Fig. 7. Introduction of rapP re-shapes the resource allocation of domesticated strain.

A Heatmap of the proteomes of wild type 168 and its RapP-overexpressing (OE) strains in ribose medium. 400 μM IPTG was added to the medium of RapP-overexpressing strain. B The proteome fraction of RapP protein in DK1042 strain growing in mannose and ribose media and the 168 RapP OE strain growing in ribose medium. C The mass fractions of various functional proteome sectors. D The mass fractions of several core proteome sectors of biosynthesis. E The mass fractions of various adaptive response pathways. F The mass fractions of several low-abundant adaptive response pathways. G The proteome fractions of total core biosynthetic sector and total adaptive response sector. Total core biosynthetic sector refers to the sum of various sectors in (D) while total adaptive response sector refers to the sum of various sectors in (E, F). H Schematic illustration showing that RapP overexpression triggers a global resource re-allocation from adaptive response pathways to biosynthetic pathways, further accelerating the growth of domesticated strain. For (B–F), individual data points correspond to two biological replicates (n = 2). Source data are provided as a Source Data file.

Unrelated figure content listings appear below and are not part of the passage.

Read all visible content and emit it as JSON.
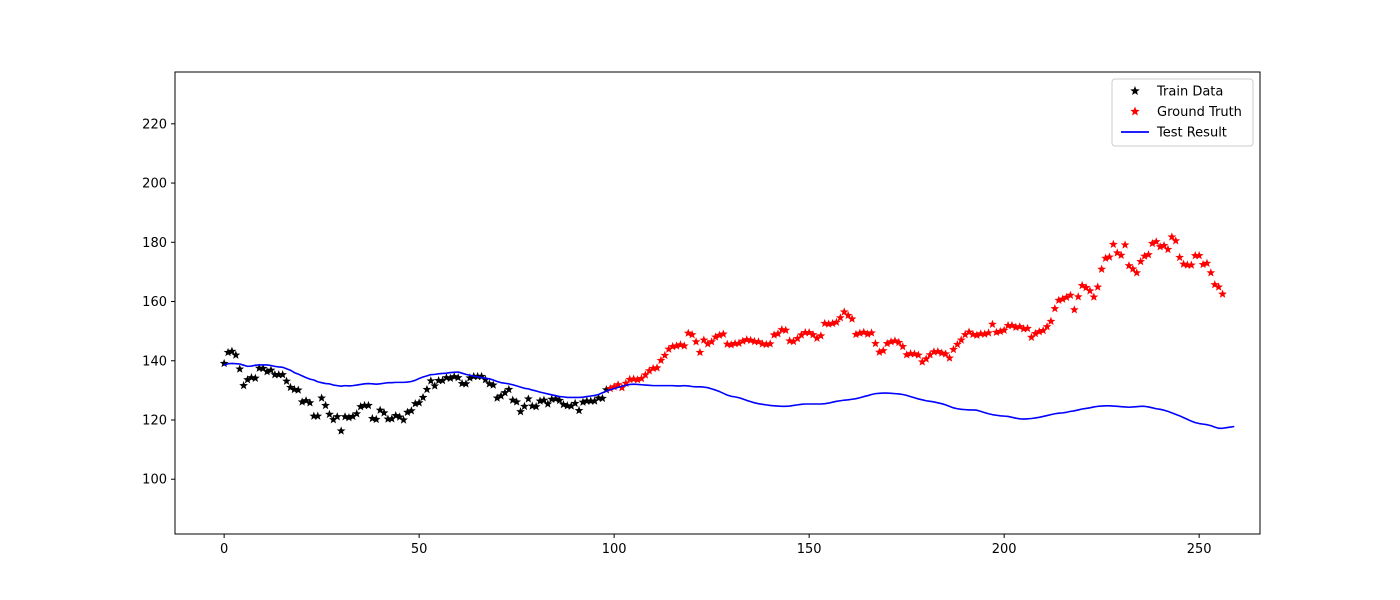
{
  "chart_data": {
    "type": "scatter",
    "title": "",
    "xlabel": "",
    "ylabel": "",
    "xlim": [
      -12.6,
      265.6
    ],
    "ylim": [
      81.5,
      237.5
    ],
    "xticks": [
      0,
      50,
      100,
      150,
      200,
      250
    ],
    "yticks": [
      100,
      120,
      140,
      160,
      180,
      200,
      220
    ],
    "grid": false,
    "legend_position": "top-right",
    "series": [
      {
        "name": "Train Data",
        "kind": "markers",
        "marker": "star",
        "color": "#000000",
        "x_start": 0,
        "y": [
          139.1,
          142.8,
          143.2,
          141.9,
          137.2,
          131.6,
          133.6,
          134.3,
          134.1,
          137.5,
          137.4,
          136.3,
          136.8,
          135.3,
          135.3,
          135.3,
          133.1,
          131.0,
          130.3,
          130.1,
          126.1,
          126.5,
          125.8,
          121.3,
          121.3,
          127.4,
          124.9,
          121.9,
          120.1,
          121.1,
          116.3,
          121.1,
          120.8,
          121.2,
          122.1,
          124.5,
          124.9,
          124.9,
          120.5,
          120.2,
          123.3,
          122.4,
          120.3,
          120.4,
          121.5,
          121.0,
          120.0,
          122.6,
          123.1,
          125.5,
          125.8,
          127.6,
          130.3,
          133.2,
          131.5,
          133.3,
          133.3,
          134.3,
          134.1,
          134.6,
          134.3,
          132.3,
          132.2,
          134.2,
          134.7,
          134.7,
          134.7,
          133.6,
          132.2,
          131.8,
          127.4,
          128.1,
          129.2,
          130.3,
          126.7,
          126.1,
          122.8,
          124.6,
          127.1,
          124.7,
          124.5,
          126.4,
          126.7,
          125.4,
          127.0,
          127.1,
          126.6,
          125.2,
          124.8,
          124.7,
          125.6,
          123.2,
          126.0,
          126.4,
          126.4,
          126.4,
          127.4,
          127.3,
          130.2
        ]
      },
      {
        "name": "Ground Truth",
        "kind": "markers",
        "marker": "star",
        "color": "#ff0000",
        "x_start": 99,
        "y": [
          130.6,
          131.2,
          131.9,
          130.9,
          132.4,
          133.7,
          133.8,
          133.6,
          134.0,
          135.2,
          136.6,
          137.4,
          137.6,
          140.1,
          141.8,
          143.9,
          144.8,
          145.0,
          145.4,
          145.0,
          149.3,
          148.8,
          146.4,
          142.8,
          147.0,
          145.7,
          146.4,
          148.0,
          148.6,
          149.0,
          145.6,
          145.4,
          145.8,
          145.9,
          146.6,
          147.1,
          146.9,
          146.5,
          146.4,
          145.7,
          145.5,
          145.7,
          148.7,
          149.1,
          150.5,
          150.3,
          146.7,
          146.5,
          147.5,
          148.7,
          149.5,
          149.5,
          148.8,
          147.6,
          148.4,
          152.6,
          152.4,
          152.6,
          153.0,
          154.5,
          156.5,
          155.3,
          154.1,
          148.9,
          149.3,
          149.6,
          149.0,
          149.4,
          145.8,
          142.9,
          143.4,
          145.8,
          146.4,
          146.7,
          146.2,
          144.8,
          142.0,
          142.4,
          142.3,
          141.9,
          139.6,
          140.6,
          142.0,
          143.0,
          143.1,
          142.6,
          142.3,
          140.9,
          143.8,
          145.5,
          147.0,
          148.8,
          149.7,
          148.9,
          148.6,
          149.1,
          149.0,
          149.4,
          152.3,
          149.6,
          149.9,
          150.3,
          151.9,
          151.9,
          151.3,
          151.5,
          150.8,
          150.9,
          147.9,
          149.2,
          149.8,
          150.2,
          151.5,
          153.3,
          157.6,
          160.4,
          160.8,
          161.4,
          162.1,
          157.2,
          161.6,
          165.4,
          164.7,
          163.6,
          161.5,
          164.9,
          170.9,
          174.6,
          175.0,
          179.3,
          176.4,
          175.6,
          179.1,
          172.1,
          171.0,
          169.7,
          173.5,
          175.3,
          175.8,
          179.6,
          180.2,
          178.5,
          178.9,
          177.6,
          181.8,
          180.5,
          174.9,
          172.6,
          172.3,
          172.3,
          175.5,
          175.5,
          172.5,
          172.9,
          169.7,
          165.7,
          164.9,
          162.5
        ]
      },
      {
        "name": "Test Result",
        "kind": "line",
        "color": "#0000ff",
        "x_start": 0,
        "y": [
          138.5,
          139.0,
          139.1,
          139.0,
          138.9,
          138.5,
          138.1,
          138.2,
          138.5,
          138.6,
          138.6,
          138.6,
          138.4,
          138.1,
          137.9,
          137.8,
          137.3,
          136.8,
          136.0,
          135.5,
          134.9,
          134.3,
          133.8,
          133.5,
          132.9,
          132.6,
          132.3,
          132.2,
          131.8,
          131.6,
          131.4,
          131.6,
          131.5,
          131.6,
          131.8,
          132.0,
          132.2,
          132.3,
          132.2,
          132.1,
          132.2,
          132.4,
          132.6,
          132.6,
          132.7,
          132.7,
          132.7,
          132.8,
          133.0,
          133.4,
          134.0,
          134.5,
          134.9,
          135.3,
          135.4,
          135.6,
          135.7,
          135.8,
          136.0,
          136.1,
          136.2,
          135.8,
          135.4,
          135.1,
          134.8,
          134.6,
          134.3,
          134.1,
          133.9,
          133.5,
          133.0,
          132.6,
          132.4,
          132.2,
          131.9,
          131.5,
          131.1,
          130.7,
          130.5,
          130.1,
          129.8,
          129.4,
          129.1,
          128.8,
          128.5,
          128.2,
          127.9,
          127.8,
          127.6,
          127.6,
          127.6,
          127.6,
          127.7,
          127.9,
          128.1,
          128.3,
          128.6,
          129.2,
          129.7,
          130.2,
          130.6,
          131.0,
          131.4,
          131.7,
          132.0,
          132.1,
          132.0,
          131.9,
          131.8,
          131.7,
          131.6,
          131.6,
          131.6,
          131.6,
          131.6,
          131.6,
          131.5,
          131.5,
          131.6,
          131.5,
          131.3,
          131.2,
          131.2,
          131.1,
          130.9,
          130.5,
          130.1,
          129.6,
          129.0,
          128.4,
          128.0,
          127.8,
          127.5,
          127.1,
          126.6,
          126.2,
          125.8,
          125.5,
          125.3,
          125.1,
          124.9,
          124.8,
          124.7,
          124.6,
          124.6,
          124.7,
          124.9,
          125.1,
          125.3,
          125.4,
          125.4,
          125.4,
          125.4,
          125.4,
          125.5,
          125.7,
          126.0,
          126.3,
          126.5,
          126.7,
          126.8,
          127.0,
          127.2,
          127.5,
          127.9,
          128.2,
          128.6,
          128.9,
          129.0,
          129.1,
          129.1,
          129.0,
          128.9,
          128.8,
          128.6,
          128.3,
          127.9,
          127.5,
          127.1,
          126.8,
          126.5,
          126.3,
          126.1,
          125.8,
          125.5,
          125.1,
          124.6,
          124.1,
          123.8,
          123.6,
          123.5,
          123.4,
          123.4,
          123.3,
          122.9,
          122.5,
          122.1,
          121.8,
          121.6,
          121.4,
          121.3,
          121.2,
          120.9,
          120.6,
          120.4,
          120.3,
          120.4,
          120.5,
          120.7,
          120.9,
          121.2,
          121.5,
          121.8,
          122.1,
          122.3,
          122.4,
          122.6,
          122.9,
          123.1,
          123.4,
          123.7,
          123.9,
          124.1,
          124.4,
          124.6,
          124.7,
          124.8,
          124.8,
          124.7,
          124.6,
          124.5,
          124.4,
          124.3,
          124.4,
          124.5,
          124.6,
          124.6,
          124.4,
          124.1,
          123.8,
          123.6,
          123.3,
          122.9,
          122.4,
          121.9,
          121.4,
          120.8,
          120.2,
          119.6,
          119.1,
          118.8,
          118.6,
          118.4,
          118.1,
          117.6,
          117.2,
          117.2,
          117.4,
          117.6,
          117.8
        ]
      }
    ]
  }
}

Fig. 8. RapP protein as a global growth accelerator in B. subtilis and enables need-based resource allocation: a two-way faucet model.

A The cellular resource is finite. RapP accelerates cell growth by minimizing the leaky expressions of Spo0A-mediated adaptive response during exponential stage and further maximizing the cellular budget of biosynthetic pathways to support rapid growth (left panel). In contrast, rapP-deficient strain (right panel) has an unnecessarily higher proteome burden on adaptive response even during exponential stage, which limits the cellular budget of biosynthesis and results in slower growth. B Schematic illustrations showing that rapP⁺ ancestral strain maintains a much lower leaky expression of adaptive response pathways (e.g., sporulation) than rapP-null strain during exponential stage. As a result, rapP⁺ ancestral strain (blue) could achieve need-based regulation of gene expression to unleash the growth potential during exponential stage while substantially activate adaptive response during starvation stage. Source data are provided as a Source Data file.